Avocat : SELARL GRIMALDI & ASSOCIES

18 novembre 2025• 5ème Chambre
TA13Décision• Excès de pouvoir

Tribunal Administratif de Marseille — N° TA13-2308527

Le Tribunal Administratif de Marseille a été saisi par le département du Var de quatre recours en excès de pouvoir visant à annuler plusieurs délibérations du conseil d’administration du groupement d’intérêt public (GIP) Grand Prix de France-Le Castellet, adoptées le 12 juillet 2023. Le département invoquait notamment une méconnaissance des règles de convocation et d’information préalable des membres, un défaut de motivation, ainsi qu’une erreur manifeste d’appréciation et une erreur de droit. En cours d’instance, le département du Var s’est désisté purement et simplement de l’ensemble de ses requêtes. Le tribunal a donné acte de ce désistement, constatant ainsi l’extinction de l’instance sans qu’il soit nécessaire de statuer sur le fond des litiges. Aucune application des textes relatifs au contentieux administratif n’a été nécessaire au-delà de la prise d’acte du désistement.

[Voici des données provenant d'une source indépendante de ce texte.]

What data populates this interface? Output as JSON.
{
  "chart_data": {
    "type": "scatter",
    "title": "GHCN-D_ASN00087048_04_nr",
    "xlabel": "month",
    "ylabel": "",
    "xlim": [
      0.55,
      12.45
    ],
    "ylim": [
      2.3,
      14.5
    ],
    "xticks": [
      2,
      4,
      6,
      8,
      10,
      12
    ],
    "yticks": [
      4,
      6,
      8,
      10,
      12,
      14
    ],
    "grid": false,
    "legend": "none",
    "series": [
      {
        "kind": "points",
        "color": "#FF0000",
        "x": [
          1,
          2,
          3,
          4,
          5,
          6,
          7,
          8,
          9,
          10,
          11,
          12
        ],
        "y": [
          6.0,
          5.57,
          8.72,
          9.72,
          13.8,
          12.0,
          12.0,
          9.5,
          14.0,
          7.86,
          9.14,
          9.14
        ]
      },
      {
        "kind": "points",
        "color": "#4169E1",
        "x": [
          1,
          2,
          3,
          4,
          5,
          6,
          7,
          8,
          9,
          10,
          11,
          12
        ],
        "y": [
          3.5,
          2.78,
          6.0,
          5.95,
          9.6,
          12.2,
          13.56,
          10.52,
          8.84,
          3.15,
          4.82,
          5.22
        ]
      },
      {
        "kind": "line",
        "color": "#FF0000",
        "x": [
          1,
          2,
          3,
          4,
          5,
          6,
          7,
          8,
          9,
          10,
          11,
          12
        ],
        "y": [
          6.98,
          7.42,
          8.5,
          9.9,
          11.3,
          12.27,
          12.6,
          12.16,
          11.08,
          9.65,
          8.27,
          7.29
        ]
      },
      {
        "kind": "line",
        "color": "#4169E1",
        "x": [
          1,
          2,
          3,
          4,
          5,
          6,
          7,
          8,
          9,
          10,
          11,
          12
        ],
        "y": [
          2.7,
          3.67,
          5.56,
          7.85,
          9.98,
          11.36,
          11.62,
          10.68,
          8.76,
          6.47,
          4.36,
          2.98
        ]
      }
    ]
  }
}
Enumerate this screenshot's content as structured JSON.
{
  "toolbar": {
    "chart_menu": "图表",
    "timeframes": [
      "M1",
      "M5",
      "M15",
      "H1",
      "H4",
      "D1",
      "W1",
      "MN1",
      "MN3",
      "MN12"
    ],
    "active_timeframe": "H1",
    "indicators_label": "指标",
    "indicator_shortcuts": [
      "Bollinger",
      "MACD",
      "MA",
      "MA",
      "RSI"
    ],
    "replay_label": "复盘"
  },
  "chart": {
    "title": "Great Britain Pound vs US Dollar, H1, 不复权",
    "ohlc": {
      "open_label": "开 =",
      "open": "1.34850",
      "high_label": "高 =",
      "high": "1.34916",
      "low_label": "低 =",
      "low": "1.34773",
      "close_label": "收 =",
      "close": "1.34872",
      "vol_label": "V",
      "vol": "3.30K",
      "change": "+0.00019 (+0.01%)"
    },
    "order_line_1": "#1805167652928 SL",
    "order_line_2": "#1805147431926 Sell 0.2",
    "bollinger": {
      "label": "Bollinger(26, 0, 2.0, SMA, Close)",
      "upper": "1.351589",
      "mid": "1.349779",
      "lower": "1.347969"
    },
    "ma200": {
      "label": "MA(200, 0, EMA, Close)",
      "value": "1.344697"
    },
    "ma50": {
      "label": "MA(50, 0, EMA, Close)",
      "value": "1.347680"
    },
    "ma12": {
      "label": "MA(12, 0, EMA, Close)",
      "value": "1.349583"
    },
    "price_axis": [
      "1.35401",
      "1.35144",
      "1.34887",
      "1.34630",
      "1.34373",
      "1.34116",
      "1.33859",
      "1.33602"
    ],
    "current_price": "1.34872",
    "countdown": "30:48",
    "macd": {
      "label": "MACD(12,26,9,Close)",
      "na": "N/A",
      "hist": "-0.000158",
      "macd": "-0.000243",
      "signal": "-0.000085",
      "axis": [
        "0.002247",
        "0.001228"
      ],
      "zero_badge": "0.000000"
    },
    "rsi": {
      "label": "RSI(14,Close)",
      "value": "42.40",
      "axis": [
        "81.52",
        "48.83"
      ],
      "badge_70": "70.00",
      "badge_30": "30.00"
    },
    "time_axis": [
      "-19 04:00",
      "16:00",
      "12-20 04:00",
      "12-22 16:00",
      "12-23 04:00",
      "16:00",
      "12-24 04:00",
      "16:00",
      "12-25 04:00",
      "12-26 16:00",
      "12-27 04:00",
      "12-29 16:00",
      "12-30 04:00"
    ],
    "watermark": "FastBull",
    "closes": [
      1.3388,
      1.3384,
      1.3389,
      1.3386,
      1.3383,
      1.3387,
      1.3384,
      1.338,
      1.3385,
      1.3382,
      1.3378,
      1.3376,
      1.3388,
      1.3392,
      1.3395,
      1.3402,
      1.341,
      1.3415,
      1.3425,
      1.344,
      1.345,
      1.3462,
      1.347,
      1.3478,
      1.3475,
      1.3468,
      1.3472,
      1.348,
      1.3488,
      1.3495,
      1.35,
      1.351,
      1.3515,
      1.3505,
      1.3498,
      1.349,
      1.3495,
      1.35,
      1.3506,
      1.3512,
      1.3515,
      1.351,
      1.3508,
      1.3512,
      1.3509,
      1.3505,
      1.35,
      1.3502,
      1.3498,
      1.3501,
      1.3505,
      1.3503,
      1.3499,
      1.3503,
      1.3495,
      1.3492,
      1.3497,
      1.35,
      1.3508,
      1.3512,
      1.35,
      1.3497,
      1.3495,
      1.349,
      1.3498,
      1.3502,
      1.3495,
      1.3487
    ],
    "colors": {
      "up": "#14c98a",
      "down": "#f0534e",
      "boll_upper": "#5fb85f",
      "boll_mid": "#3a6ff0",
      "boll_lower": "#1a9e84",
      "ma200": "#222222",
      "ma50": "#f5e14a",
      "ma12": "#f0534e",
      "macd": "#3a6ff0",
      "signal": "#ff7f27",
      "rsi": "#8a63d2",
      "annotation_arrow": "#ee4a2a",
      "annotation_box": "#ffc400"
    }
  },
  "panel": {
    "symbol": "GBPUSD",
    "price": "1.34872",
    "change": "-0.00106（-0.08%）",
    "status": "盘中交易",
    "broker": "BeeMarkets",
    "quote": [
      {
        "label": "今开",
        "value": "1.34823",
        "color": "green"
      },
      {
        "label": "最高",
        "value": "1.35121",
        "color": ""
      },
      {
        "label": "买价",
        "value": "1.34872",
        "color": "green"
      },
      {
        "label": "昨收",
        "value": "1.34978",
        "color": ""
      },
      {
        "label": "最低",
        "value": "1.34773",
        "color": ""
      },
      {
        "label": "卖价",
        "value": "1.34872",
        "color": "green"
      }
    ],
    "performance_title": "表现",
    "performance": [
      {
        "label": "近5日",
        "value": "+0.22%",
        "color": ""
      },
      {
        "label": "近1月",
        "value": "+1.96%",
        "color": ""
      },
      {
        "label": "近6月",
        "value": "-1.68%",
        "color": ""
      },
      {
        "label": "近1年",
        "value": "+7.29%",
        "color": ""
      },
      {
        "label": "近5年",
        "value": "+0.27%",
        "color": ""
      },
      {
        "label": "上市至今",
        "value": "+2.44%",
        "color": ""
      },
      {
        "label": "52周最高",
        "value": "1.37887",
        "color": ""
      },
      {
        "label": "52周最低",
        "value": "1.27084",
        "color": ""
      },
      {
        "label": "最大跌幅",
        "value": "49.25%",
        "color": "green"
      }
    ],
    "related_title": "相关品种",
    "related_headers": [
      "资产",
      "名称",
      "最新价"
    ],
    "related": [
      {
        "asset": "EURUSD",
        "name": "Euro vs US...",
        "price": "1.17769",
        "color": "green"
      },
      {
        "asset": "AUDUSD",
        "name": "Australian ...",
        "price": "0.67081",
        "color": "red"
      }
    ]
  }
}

Avocat : CABINET RICHER ET ASSOCIES DROIT PUBLIC

18 novembre 2025• 1ère Chambre
TA13Décision• Excès de pouvoir

Tribunal Administratif de Marseille — N° TA13-2509459

Le Tribunal Administratif de Marseille, statuant en référé sur le fondement de l'article R. 532-1 du code de justice administrative, a ordonné une expertise à la demande de la commune de Meyreuil. Cette mesure vise à examiner les désordres affectant la cour de l'école Robert Lagier, notamment des affaissements, dans le cadre d'un marché public de travaux. La juridiction a considéré que la demande d'expertise présentait un caractère utile pour une éventuelle action en responsabilité ultérieure, sans préjuger des responsabilités. La demande de la commune visant à imposer un pré-rapport a été rejetée, et les conclusions relatives aux frais de justice ont été écartées.

Avocat : SCP FOURNIER & ASSOCIES

18 novembre 2025
TA20Ordonnance• Excès de pouvoir

Tribunal Administratif de Bastia — N° TA20-2400046

Le Tribunal Administratif de Bastia a rejeté la requête de M. B... contestant le refus de la Communauté d'agglomération du Pays Ajaccien de reconnaître l'imputabilité au service de son accident du 24 mai 2023. La requête a été jugée irrecevable car elle ne contenait aucun moyen de légalité externe ou interne opérant. Le tribunal a appliqué l'article R. 222-1, 7° du code de justice administrative, permettant de rejeter par ordonnance les requêtes manifestement infondées.